Die formale Begründung im Parlament, das den Präsidenten daraufhin mit Zweidrittelmehrheit für abgesetzt erklärte, lautete, dieser übe "sein Amt nicht aus" und habe sich "widerrechtlich Vollmachten" angeeignet. Man habe sich gezwungen gesehen, das von Janukowitsch durch seine überstürzte Flucht hinterlassene Machtvakuum zu füllen. Da aber Übergangspräsident und Übergangsregierung keine dauerhafte Legitimität besäßen, setze man Neuwahlen für den 25. Mai an. Diesem Plan schloss sich auch die Partei der Regionen an, die bis dahin hinter dem Präsidenten gestanden hatte. Sie verurteilte dessen Flucht und "verbrecherische Erlasse".
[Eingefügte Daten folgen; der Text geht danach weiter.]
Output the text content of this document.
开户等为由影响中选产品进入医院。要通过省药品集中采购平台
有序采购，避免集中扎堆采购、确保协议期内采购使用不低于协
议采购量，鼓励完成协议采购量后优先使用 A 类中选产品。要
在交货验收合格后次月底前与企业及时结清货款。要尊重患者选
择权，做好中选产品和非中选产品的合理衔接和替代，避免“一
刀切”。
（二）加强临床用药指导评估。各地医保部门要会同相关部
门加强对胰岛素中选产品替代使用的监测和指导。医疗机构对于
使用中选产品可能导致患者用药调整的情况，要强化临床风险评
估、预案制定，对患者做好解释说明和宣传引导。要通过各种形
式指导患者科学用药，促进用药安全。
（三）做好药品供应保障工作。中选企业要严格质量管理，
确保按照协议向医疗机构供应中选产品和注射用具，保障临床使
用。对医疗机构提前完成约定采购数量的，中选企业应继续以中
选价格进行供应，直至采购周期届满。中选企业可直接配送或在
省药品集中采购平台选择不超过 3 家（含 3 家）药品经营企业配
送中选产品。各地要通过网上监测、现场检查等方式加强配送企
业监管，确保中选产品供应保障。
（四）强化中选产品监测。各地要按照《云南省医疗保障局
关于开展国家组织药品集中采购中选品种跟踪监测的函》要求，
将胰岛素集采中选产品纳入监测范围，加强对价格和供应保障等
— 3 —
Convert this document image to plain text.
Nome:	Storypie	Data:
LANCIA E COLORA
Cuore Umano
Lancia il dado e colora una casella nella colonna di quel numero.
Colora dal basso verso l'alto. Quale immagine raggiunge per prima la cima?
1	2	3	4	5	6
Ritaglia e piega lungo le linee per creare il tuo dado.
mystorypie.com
Der Vertreter der Wahlkommission erläutert auch, warum es legitim sei, dass das Parlament die Rückkehr zur Verfassung von 2004 beschloss: 2010 habe das Verfassungsgericht diese gekippt und das Grundgesetz von 1996 wieder installiert. Da aber schon dieser Beschluss wegen formaler Fehler nicht gesetzeskonform gewesen sei, habe die Verfassung von 2004 nie ihre Gültigkeit verloren.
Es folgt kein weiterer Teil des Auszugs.